The reality is, as we’ve pointed out before, an enormous amount of business activity is subject to the top two rates. More than half of all business income is taxed at the individual rates (S corporations, partnership, and sole proprietorships), and more than two-thirds of that income is taxed at the top two rates, which means more than one-third of all business income earned in the United States will be subject to higher tax rates under the President’s plan. As the Tax Foundation points out, more than half the new revenues collected from the higher rates would come from business income.

Moreover, those higher rates are going to be applied to a larger tax base. Under proposals put forward by the President and/or the Chairman of the House Ways and Means Committee, the business tax base will be broadened by eliminating or restricting deferral, LIFO accounting, Section 199 deductions, and many other deductions used by business.

Finally, the President’s budget proposes to reinstate the old PEP and Pease rules. These rules phased out the personal exemptions and capped itemized deductions, respectively. Their net impact is to raise the base on which tax rates apply and would increase the number of taxpayers subject to the top two rates, including those who are small business owners.
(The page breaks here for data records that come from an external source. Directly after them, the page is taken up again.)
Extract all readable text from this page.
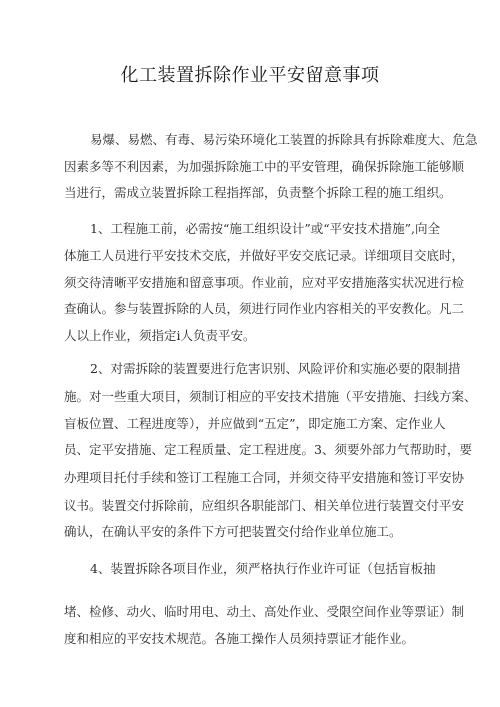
化工装置拆除作业平安留意事项
易爆、易燃、有毒、易污染环境化工装置的拆除具有拆除难度大、危急
因素多等不利因素，为加强拆除施工中的平安管理，确保拆除施工能够顺
当进行，需成立装置拆除工程指挥部，负责整个拆除工程的施工组织。
1、工程施工前，必需按“施工组织设计”或“平安技术措施”,向全
体施工人员进行平安技术交底，并做好平安交底记录。详细项目交底时，
须交待清晰平安措施和留意事项。作业前，应对平安措施落实状况进行检
查确认。参与装置拆除的人员，须进行同作业内容相关的平安教化。凡二
人以上作业，须指定i人负责平安。
2、对需拆除的装置要进行危害识别、风险评价和实施必要的限制措
施。对一些重大项目，须制订相应的平安技术措施（平安措施、扫线方案、
盲板位置、工程进度等），并应做到“五定”，即定施工方案、定作业人
员、定平安措施、定工程质量、定工程进度。3、须要外部力气帮助时，要
办理项目托付手续和签订工程施工合同，并须交待平安措施和签订平安协
议书。装置交付拆除前，应组织各职能部门、相关单位进行装置交付平安
确认，在确认平安的条件下方可把装置交付给作业单位施工。
4、装置拆除各项目作业，须严格执行作业许可证（包括盲板抽
堵、检修、动火、临时用电、动土、高处作业、受限空间作业等票证）制
度和相应的平安技术规范。各施工操作人员须持票证才能作业。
So the cumulative result of these proposals would be to dramatically raise both the tax rate and tax base for a large percentage of business income earned in the United States. There’s no way to minimize the negative effect of that.

Obama Budget Limits LIFO

Speaking of base broadening, the budget outlined last week by the Obama Administration calls for repealing LIFO. Exactly how he would structure this repeal is unclear — the only reference to the policy is back in the revenue tables.

According to the revenue score, the proposal would increase tax collections by $61 billion beginning in 2012, or just about half of the projected tax increase from the provision included in the 2007 Rangel -Mother of All Tax Bills’ legislation ($105 billion).

The Rangel provision applied to all businesses — large and small — using LIFO inventory accounting rules and gave them an eight year period to pay taxes on their accumulated LIFO reserves. (Keep in mind, repealing LIFO is a double whammy for LIFO businesses — their annual taxes go up moving forward but they are also on the hook to pay back-taxes on their accumulated LIFO reserves.)

Until the Treasury Department issues its “Blue Book” to describe all the tax provisions in the Administration’s budget, we won’t know for sure how the Obama repeal differs from the Rangel repeal. They might have limited the change to publicly-held companies, or eliminated the retroactive tax on LIFO reserves.

At this point, however, such differences are meaningless, since whatever President Obama proposes will have to go through Chairman Rangel’s committee anyway.

The headline here, which should be noted by every LIFO business and their accountants, is that the President of the United States, the Chairman of the Ways and Means Committee, the Securities and Exchange Commission, the Financial Standards Accounting Board, and the Joint Committee on Taxation have all weighed in recently against LIFO in one form or another.

The case against LIFO is a wholly contrived money-grab, but with that lineup against us, you might want to begin making contingency plans.